K'Ho Coffee Collectiveにコーヒーを供給しているK'Ho農家の3代目、チャン・ティ・フオン氏は、経済効果について次のように指摘しています。「5年前は、アラビカ種のチェリーを1キログラムあたり3万5000ドンで販売していました。今では直接取引を通じて9万5000ドンの利益を得ています。子どもたちはサイゴンに移住することなく、村に留まることができます。」
ツーリスト・トレイル・ブリューイング
国際的な認知度はすでに観光業の成長に繋がっています。ダラット・オリジンズによると、カフェの来店客の40%が、受賞歴のあるベトナムのスペシャルティコーヒーを求める外国人観光客です。
ラムドン省観光局は、市内の焙煎所、農園、テイスティングルームを結ぶ「コーヒー・ヘリテージ・トレイル」を開発しており、今年4月に開業予定です。このトレイルでは、ダラット市場のコーヒー売り場、カムリー滝近くの歴史あるコーヒー農園、タヌン渓谷の加工施設に立ち寄ります。

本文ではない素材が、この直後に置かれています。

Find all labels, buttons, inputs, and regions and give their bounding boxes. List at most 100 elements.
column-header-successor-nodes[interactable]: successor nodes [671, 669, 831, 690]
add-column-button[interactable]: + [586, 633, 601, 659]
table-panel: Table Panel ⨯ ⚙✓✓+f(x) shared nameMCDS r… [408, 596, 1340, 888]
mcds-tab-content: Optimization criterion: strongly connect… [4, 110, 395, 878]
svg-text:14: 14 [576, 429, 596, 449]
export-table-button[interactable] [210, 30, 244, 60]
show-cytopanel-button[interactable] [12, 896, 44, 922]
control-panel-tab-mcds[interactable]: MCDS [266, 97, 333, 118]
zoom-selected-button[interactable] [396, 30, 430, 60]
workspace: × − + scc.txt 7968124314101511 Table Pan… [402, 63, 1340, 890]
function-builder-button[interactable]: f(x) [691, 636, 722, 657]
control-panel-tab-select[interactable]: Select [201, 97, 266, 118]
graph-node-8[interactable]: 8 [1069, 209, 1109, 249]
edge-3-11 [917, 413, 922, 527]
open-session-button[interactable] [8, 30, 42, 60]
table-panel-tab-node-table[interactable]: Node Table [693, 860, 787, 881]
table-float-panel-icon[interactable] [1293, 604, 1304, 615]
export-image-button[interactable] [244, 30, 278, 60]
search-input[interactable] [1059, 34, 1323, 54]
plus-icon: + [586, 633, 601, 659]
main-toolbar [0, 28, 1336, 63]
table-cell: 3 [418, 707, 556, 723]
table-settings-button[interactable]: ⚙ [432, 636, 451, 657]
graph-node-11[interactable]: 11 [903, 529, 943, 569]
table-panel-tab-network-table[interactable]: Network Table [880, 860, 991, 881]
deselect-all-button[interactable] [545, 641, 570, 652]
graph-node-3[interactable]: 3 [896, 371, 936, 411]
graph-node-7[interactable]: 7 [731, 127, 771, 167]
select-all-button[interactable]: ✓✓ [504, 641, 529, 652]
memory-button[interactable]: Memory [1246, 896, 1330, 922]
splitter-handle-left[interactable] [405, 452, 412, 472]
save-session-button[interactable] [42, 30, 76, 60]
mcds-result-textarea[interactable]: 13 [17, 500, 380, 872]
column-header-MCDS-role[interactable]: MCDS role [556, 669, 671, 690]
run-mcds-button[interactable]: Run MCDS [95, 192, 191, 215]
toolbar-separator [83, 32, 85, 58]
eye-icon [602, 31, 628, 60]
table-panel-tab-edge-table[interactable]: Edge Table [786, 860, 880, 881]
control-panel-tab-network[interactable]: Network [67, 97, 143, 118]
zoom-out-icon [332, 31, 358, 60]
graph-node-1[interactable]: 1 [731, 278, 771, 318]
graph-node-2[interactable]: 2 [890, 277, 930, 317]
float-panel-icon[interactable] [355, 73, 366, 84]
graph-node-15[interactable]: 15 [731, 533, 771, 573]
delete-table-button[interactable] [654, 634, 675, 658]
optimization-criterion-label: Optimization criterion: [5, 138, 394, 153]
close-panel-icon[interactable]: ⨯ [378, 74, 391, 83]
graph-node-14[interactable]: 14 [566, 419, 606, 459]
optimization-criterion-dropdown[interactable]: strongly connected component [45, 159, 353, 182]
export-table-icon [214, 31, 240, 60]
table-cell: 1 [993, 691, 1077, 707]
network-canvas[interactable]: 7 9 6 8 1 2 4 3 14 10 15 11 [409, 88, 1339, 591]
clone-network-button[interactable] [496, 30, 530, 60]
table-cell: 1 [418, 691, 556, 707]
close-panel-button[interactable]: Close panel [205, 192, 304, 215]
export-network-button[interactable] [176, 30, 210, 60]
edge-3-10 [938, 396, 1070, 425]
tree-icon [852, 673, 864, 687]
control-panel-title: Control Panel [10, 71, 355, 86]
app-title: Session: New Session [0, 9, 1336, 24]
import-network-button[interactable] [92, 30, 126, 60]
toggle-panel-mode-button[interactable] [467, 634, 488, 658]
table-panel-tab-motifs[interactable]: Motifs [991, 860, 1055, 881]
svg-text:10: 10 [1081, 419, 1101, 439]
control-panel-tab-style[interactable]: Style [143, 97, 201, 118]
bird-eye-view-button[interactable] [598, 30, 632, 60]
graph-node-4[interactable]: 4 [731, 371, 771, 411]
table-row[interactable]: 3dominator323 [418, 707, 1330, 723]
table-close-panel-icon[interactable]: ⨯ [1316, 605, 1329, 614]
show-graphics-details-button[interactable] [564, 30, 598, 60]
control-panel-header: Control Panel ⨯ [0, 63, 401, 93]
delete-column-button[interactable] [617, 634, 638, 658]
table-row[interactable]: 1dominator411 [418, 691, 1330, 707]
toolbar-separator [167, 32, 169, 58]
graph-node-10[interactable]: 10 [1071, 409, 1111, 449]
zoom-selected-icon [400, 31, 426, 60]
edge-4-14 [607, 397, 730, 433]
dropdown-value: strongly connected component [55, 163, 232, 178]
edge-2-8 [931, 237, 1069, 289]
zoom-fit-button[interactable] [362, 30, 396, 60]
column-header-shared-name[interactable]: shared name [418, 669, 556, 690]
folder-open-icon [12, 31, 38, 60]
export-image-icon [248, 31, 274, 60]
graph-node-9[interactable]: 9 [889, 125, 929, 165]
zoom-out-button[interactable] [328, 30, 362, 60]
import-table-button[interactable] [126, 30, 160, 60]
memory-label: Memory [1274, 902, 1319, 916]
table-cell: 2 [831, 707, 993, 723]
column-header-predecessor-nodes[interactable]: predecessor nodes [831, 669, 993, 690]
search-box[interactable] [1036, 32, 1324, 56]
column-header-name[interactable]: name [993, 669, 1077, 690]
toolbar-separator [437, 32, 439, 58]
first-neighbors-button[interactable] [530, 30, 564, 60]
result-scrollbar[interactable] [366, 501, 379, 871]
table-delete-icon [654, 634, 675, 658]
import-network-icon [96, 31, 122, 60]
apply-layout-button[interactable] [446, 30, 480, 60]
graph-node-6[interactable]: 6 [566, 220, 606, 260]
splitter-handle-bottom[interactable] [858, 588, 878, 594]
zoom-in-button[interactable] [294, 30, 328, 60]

「私たちは次のチェンマイやバリを目指しているわけではありません」と、K'Ho Coffee Collectiveのディレクター、ファム・ヴァン・ロン氏は説明します。「ダラットには独自の物語があります。先住民族の農業の伝統、フランス植民地時代のコーヒー文化、そして今、持続可能性と品質にこだわる新しい世代。この本物こそが、国際的なバイヤーが求めているものです。」